Sunday, March 25, 2018

Why Should The Devil Have All The Bad Music?

This is a time of you where Catholics are trying to walk with Jesus through the passion. We try to connection our suffering with those of Christ. That can not only make us feel better but give our suffering salvific significance. That is our pain becomes a powerful weapon is the spiritual battle to save souls, including our own. This is a doctrine protestants reject because they get salvation wrong. I won't get into that here but it matters in practice because much of our Christian music comes from protestants. 

I recall something I read a while back about Christian music being excessively happy
This just documents what many have said. That is that Christian music is great when you are happy and feeling good. It is not so good when you are in pain. Now Christians should always have a deep underlying joy and our music should help us connect with that. It is good we have music that does that well. Yet we still have pain. We still have  deep pain that we cannot just ignore for a while when we sing some happy clappy songs on Sunday morning. Even the lesser struggles we have that we can set aside, is Sunday morning a time when we should set them aside? 

If your theology does not really have a place for suffering you have no choice. That is not true of Catholic theology but many Catholics don't really get it. We can slip into protestant thinking because we live in a sea of protestants. We have a very secular culture but to the extent we have a Christian subculture it is very much a protestant one. We get that we believe in the Eucharist and the pope and they don't. Yet other differences like the way we think about suffering come out in more subtle ways and impact us a lot.

One way it impacts us is we have no Christian art we can turn to in times of suffering.
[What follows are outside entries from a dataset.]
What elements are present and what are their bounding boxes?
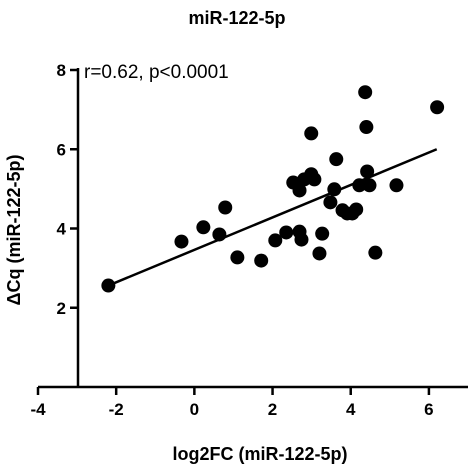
point	[304, 126, 319, 141]
x-axis-label: log2FC (miR-122-5p)	[172, 444, 347, 464]
point	[329, 152, 344, 167]
point	[230, 250, 245, 265]
x-tick-label: 6	[424, 400, 433, 419]
y-axis-label: ΔCq (miR-122-5p)	[4, 155, 24, 306]
point	[212, 227, 227, 242]
point	[389, 178, 404, 193]
point	[359, 120, 374, 135]
point	[294, 232, 309, 247]
point	[279, 225, 294, 240]
chart-title: miR-122-5p	[188, 8, 285, 28]
point	[368, 245, 383, 260]
point	[292, 183, 307, 198]
point	[268, 233, 283, 248]
annotation: r=0.62, p<0.0001	[84, 62, 229, 83]
point	[315, 226, 330, 241]
x-tick-label: -2	[109, 400, 124, 419]
point	[254, 253, 269, 268]
point	[196, 220, 211, 235]
y-tick-label: 8	[57, 61, 66, 80]
point	[358, 85, 373, 100]
x-tick-label: 4	[346, 400, 356, 419]
point	[323, 195, 338, 210]
point	[430, 100, 445, 115]
y-tick-label: 6	[57, 140, 66, 159]
point	[307, 172, 322, 187]
y-tick-label: 2	[57, 299, 66, 318]
x-tick-label: 0	[190, 400, 199, 419]
point	[362, 178, 377, 193]
point	[218, 200, 233, 215]
point	[360, 164, 375, 179]
x-tick-label: -4	[30, 400, 46, 419]
point	[352, 178, 367, 193]
fit-line	[107, 148, 438, 287]
point	[312, 246, 327, 261]
point	[327, 182, 342, 197]
y-tick-label: 4	[57, 220, 67, 239]
point	[349, 202, 364, 217]
x-tick-label: 2	[268, 400, 277, 419]
point	[174, 234, 189, 249]
point	[101, 278, 116, 293]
We don't even really think Christian art can address the subject. We can even go so far as to imagine Christian community cannot address it. It happens that someone who is in serious pain withdraws from Christian community because it does not go well. Often they can find secular art and secular community that can understand their pain. Yet the secular world has no answer. We need something that points us to the cross. Yet we have forgotten how to do that.
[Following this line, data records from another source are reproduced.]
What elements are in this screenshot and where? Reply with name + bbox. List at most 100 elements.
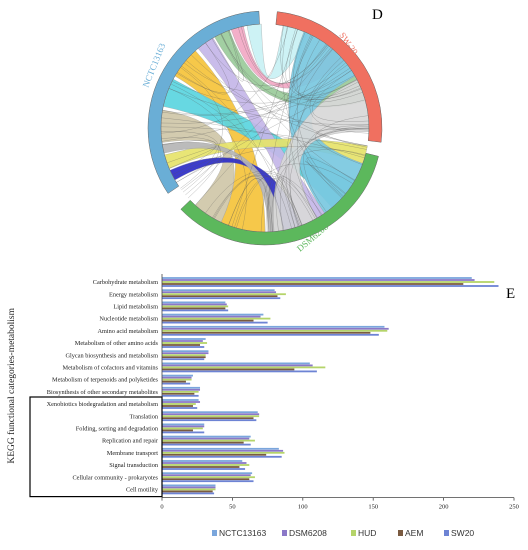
bar bbox=[162, 364, 313, 367]
chord-link bbox=[170, 83, 303, 226]
bar bbox=[162, 423, 205, 426]
legend-label: NCTC13163 bbox=[219, 528, 267, 538]
bar bbox=[162, 466, 240, 468]
bar bbox=[162, 331, 371, 334]
chord-link bbox=[289, 126, 369, 227]
bar bbox=[162, 283, 464, 285]
category-label: Cell motility bbox=[126, 487, 159, 494]
chord-link bbox=[236, 163, 353, 229]
bar bbox=[162, 289, 275, 292]
legend-swatch bbox=[212, 530, 217, 536]
chord-link bbox=[268, 35, 314, 232]
bar bbox=[162, 333, 379, 336]
bar bbox=[162, 315, 261, 318]
category-label: Energy metabolism bbox=[109, 291, 158, 298]
chord-link bbox=[220, 33, 355, 181]
chord-link bbox=[231, 29, 298, 227]
bar-marks bbox=[162, 277, 499, 495]
chord-link bbox=[212, 172, 318, 218]
bar bbox=[162, 338, 206, 340]
chord-link bbox=[176, 81, 359, 183]
bar bbox=[162, 285, 499, 287]
bar bbox=[162, 431, 205, 434]
chord-link bbox=[271, 149, 366, 232]
panel-label-e: E bbox=[506, 286, 515, 302]
legend-swatch bbox=[398, 530, 403, 536]
chord-link bbox=[305, 160, 346, 195]
bar bbox=[162, 277, 472, 279]
chord-link bbox=[282, 26, 343, 199]
bar bbox=[162, 474, 251, 477]
bar bbox=[162, 378, 192, 381]
bar bbox=[162, 356, 206, 359]
bar bbox=[162, 366, 326, 369]
bar bbox=[162, 390, 199, 393]
chord-link bbox=[168, 88, 247, 230]
bar bbox=[162, 403, 196, 405]
bar bbox=[162, 374, 193, 377]
bar bbox=[162, 399, 199, 401]
bar bbox=[162, 376, 192, 379]
segment-arc-dsm6208 bbox=[180, 152, 379, 246]
chord-link bbox=[280, 25, 361, 99]
category-label: Signal transduction bbox=[109, 462, 159, 469]
bar bbox=[162, 488, 216, 491]
bar bbox=[162, 340, 203, 342]
bar bbox=[162, 486, 216, 489]
chord-links bbox=[161, 25, 370, 232]
chord-link bbox=[185, 60, 369, 131]
bar bbox=[162, 478, 250, 481]
chord-link bbox=[162, 70, 352, 116]
chord-link bbox=[238, 27, 362, 101]
category-label: Glycan biosynthesis and metabolism bbox=[65, 352, 158, 359]
bar bbox=[162, 313, 264, 316]
legend-label: SW20 bbox=[451, 528, 474, 538]
segment-arc-sw20 bbox=[275, 11, 383, 143]
category-label: Metabolism of other amino acids bbox=[75, 340, 159, 347]
bar bbox=[162, 368, 295, 371]
bar bbox=[162, 344, 201, 346]
chord-diagram: D SW-20 NCTC13163 DSM6208 bbox=[141, 7, 383, 254]
bar bbox=[162, 295, 278, 298]
bar bbox=[162, 472, 253, 475]
category-label: Amino acid metabolism bbox=[97, 328, 158, 335]
y-axis-label: KEGG functional categories-metabolism bbox=[6, 307, 17, 463]
chord-link bbox=[281, 177, 302, 228]
bar bbox=[162, 455, 282, 458]
bar bbox=[162, 462, 247, 464]
bar bbox=[162, 447, 279, 450]
bar bbox=[162, 480, 254, 483]
category-label: Biosynthesis of other secondary metaboli… bbox=[47, 389, 159, 396]
bar bbox=[162, 352, 209, 355]
bar bbox=[162, 415, 260, 418]
bar bbox=[162, 319, 254, 322]
bar bbox=[162, 484, 216, 487]
segment-arc-nctc13163 bbox=[147, 10, 260, 194]
bar bbox=[162, 305, 229, 308]
bar bbox=[162, 309, 229, 312]
chord-link bbox=[180, 67, 223, 189]
bar bbox=[162, 293, 286, 296]
bar bbox=[162, 317, 271, 320]
category-label: Membrane transport bbox=[107, 450, 158, 457]
chord-link bbox=[205, 42, 328, 87]
panel-label-d: D bbox=[372, 7, 383, 23]
bar bbox=[162, 362, 310, 365]
bar bbox=[162, 417, 254, 420]
chord-link bbox=[205, 170, 323, 215]
chord-link bbox=[280, 128, 369, 231]
chord-link bbox=[161, 126, 367, 150]
chord-ribbons bbox=[160, 23, 370, 233]
bar bbox=[162, 291, 277, 294]
chord-link bbox=[289, 34, 317, 219]
bar bbox=[162, 437, 250, 440]
category-label: Metabolism of terpenoids and polyketides bbox=[52, 377, 159, 384]
category-label: Carbohydrate metabolism bbox=[93, 279, 158, 286]
bar bbox=[162, 279, 475, 281]
bar bbox=[162, 350, 209, 353]
chord-link bbox=[265, 127, 370, 232]
bar bbox=[162, 453, 267, 456]
chord-link bbox=[166, 146, 217, 169]
category-label: Translation bbox=[130, 413, 159, 420]
chord-link bbox=[195, 47, 332, 206]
So that brought me to the title of this post. Larry Norman had a song a while back called "Why Should The Devil Have All The Good Music?"
What I am thinking has happened is the Devil has all the Bad Music. Not artistically bad but "bad" in the sense of music we listen to during bad times. Christianity needs to relearn how to write such music. It needs to relearn how to embrace the cross. 

Sunday, March 18, 2018

Dying And Rising

The hour has come for the Son of Man to be glorified. Very truly I tell you, unless a kernel of wheat falls to the ground and dies, it remains only a single seed. But if it dies, it produces many seeds. Anyone who loves their life will lose it, while anyone who hates their life in this world will keep it for eternal life. John 12:23-26
This is part of the gospel for this week. It is the story thing John records before moving into the crucifixion account in John 13. The homily we heard on it was about doing better morally and trying to make some incremental improvement in your life. It struck me how that is not at all what Jesus says here. Jesus call for a dying and rising. That is a radical change. It does not describe making a effort at an attainable improvement. 

One big difference between the two is that one requires faith and the other does not. Trying to become a better person is something an atheist can do. I would suggest they don't have a coherent answer to what it means to be a better person but that is another story. They do feel the impulse to improve themselves and many of them do. It is all based on human motivation and human effort that does not need to be connected with God at all. 
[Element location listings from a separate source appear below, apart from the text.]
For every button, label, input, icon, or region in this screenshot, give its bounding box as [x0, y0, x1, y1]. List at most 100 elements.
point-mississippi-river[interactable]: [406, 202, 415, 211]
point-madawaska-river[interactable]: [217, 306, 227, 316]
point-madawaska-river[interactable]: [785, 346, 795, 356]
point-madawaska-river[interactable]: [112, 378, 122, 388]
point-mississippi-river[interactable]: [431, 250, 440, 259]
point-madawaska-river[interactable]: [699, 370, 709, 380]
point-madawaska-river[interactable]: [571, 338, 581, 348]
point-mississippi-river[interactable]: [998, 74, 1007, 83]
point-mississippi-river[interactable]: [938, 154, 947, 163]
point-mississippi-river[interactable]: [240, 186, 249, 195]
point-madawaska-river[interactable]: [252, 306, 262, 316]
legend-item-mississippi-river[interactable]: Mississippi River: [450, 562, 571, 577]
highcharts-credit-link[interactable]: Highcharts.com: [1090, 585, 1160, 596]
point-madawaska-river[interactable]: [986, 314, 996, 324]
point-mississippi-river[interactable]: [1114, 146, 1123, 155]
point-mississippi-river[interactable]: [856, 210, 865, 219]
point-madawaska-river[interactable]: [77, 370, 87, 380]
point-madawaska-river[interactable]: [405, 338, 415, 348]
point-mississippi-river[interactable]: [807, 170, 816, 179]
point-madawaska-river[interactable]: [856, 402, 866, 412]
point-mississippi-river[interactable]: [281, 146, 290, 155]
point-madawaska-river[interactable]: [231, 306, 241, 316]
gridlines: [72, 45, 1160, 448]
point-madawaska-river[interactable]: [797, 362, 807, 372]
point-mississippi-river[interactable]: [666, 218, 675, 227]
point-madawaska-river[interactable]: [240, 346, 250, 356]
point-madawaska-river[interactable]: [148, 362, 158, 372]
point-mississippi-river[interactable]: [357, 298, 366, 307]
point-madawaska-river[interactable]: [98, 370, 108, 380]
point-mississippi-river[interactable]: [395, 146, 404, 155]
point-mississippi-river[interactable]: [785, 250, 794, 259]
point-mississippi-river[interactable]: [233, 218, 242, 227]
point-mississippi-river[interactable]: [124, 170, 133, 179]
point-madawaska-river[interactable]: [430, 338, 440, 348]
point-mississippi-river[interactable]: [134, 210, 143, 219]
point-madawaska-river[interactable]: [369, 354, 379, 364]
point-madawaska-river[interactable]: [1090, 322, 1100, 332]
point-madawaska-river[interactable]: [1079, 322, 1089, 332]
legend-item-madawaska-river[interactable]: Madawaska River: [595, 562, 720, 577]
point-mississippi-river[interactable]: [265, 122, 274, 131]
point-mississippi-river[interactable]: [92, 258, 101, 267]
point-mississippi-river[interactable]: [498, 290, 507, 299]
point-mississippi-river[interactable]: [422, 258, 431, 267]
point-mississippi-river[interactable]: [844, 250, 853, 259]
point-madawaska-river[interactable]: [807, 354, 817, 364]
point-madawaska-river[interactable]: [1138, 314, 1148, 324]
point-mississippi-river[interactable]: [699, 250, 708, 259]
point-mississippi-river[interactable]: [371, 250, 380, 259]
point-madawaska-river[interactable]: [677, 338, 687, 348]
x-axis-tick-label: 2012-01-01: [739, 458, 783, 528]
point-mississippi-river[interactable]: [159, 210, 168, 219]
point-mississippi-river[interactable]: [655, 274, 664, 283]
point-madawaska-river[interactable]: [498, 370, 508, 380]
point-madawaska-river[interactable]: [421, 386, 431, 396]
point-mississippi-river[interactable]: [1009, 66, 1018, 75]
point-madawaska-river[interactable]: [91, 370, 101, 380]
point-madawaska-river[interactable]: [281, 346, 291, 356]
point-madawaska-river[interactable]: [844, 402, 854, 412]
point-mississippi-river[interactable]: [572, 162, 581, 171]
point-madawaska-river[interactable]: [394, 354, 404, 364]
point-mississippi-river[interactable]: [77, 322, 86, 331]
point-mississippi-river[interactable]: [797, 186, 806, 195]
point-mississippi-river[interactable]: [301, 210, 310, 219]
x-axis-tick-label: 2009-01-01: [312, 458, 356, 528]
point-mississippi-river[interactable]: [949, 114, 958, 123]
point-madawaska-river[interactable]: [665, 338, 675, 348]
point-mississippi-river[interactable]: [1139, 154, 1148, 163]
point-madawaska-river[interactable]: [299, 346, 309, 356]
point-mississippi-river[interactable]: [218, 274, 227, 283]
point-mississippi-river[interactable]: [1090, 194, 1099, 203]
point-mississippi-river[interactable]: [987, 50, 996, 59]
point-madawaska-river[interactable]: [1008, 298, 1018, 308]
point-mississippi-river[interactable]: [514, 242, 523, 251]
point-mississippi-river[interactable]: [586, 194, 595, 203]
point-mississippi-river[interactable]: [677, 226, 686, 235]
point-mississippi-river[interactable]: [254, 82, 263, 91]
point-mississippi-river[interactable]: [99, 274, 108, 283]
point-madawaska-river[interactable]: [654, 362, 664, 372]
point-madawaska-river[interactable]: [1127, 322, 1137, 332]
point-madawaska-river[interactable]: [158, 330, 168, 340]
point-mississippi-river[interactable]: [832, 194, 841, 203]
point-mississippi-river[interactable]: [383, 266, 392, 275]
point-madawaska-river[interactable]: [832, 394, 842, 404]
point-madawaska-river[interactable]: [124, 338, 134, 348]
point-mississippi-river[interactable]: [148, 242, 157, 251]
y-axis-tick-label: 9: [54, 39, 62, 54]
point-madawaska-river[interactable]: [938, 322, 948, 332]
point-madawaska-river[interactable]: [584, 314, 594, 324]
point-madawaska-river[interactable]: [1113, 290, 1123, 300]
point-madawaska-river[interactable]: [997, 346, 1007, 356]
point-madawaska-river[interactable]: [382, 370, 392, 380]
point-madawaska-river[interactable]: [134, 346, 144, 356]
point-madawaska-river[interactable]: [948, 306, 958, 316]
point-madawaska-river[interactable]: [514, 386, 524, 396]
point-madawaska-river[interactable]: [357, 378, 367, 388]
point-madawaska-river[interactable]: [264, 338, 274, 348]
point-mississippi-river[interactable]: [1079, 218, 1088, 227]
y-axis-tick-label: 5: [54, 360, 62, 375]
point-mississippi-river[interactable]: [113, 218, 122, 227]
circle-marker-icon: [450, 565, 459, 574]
Dying and rising, on the other hand, does not make any sense if God is not real. Dying means you are completely helpless and you need God to raise you up. If God is not there then you will die and that will just be the end of it. This is why this story is told in the context of Jesus' death and resurrection. We can die to sin and be sure of our resurrection precisely because Jesus rose from the dead.

The objection to this is if you set your sights too high you will fail. Make the goal attainable and you are going to succeed. Is not some small victory better than one big defeat? First of all, you are not guaranteed a small victory. We can set our sights quite low and still fail to achieve the target. Secondly, and more importantly, failure does not have to leave us in a bad place. We tried to be a saint and we failed. That leaves us knowing we are sinners and still having a long way to go. So we need to do this conversion thing again and again. Our failure will remind us of our sinfulness again and again. This is good.

The line that was repeated so often is that in order to be a disciple we need progress but not perfection. I am not sure this is true. We don't need perfection for sure but I am thinking we don't even need to make progress. Long term you would wonder about a person who never makes any progress. Still in the short term you might not achieve even a little bit. Someone who tries to quit drinking might not be very successful at all. Do you have to show progress to call yourself a disciple? I would say just the fact that you want to follow God in this is enough. The fact that you did not even make progress today is not important. Tomorrow is important. Do you try again or do you give up? 

It comes down to the difference between grace and works. Is God acting with our cooperation or are we acting and maybe getting some help from God? Christianity is very firmly in the former. We need God even for small progress. What follows is that difficulties are kind of irrelevant. Nothing is too difficult for God. What matters is whether we trust God.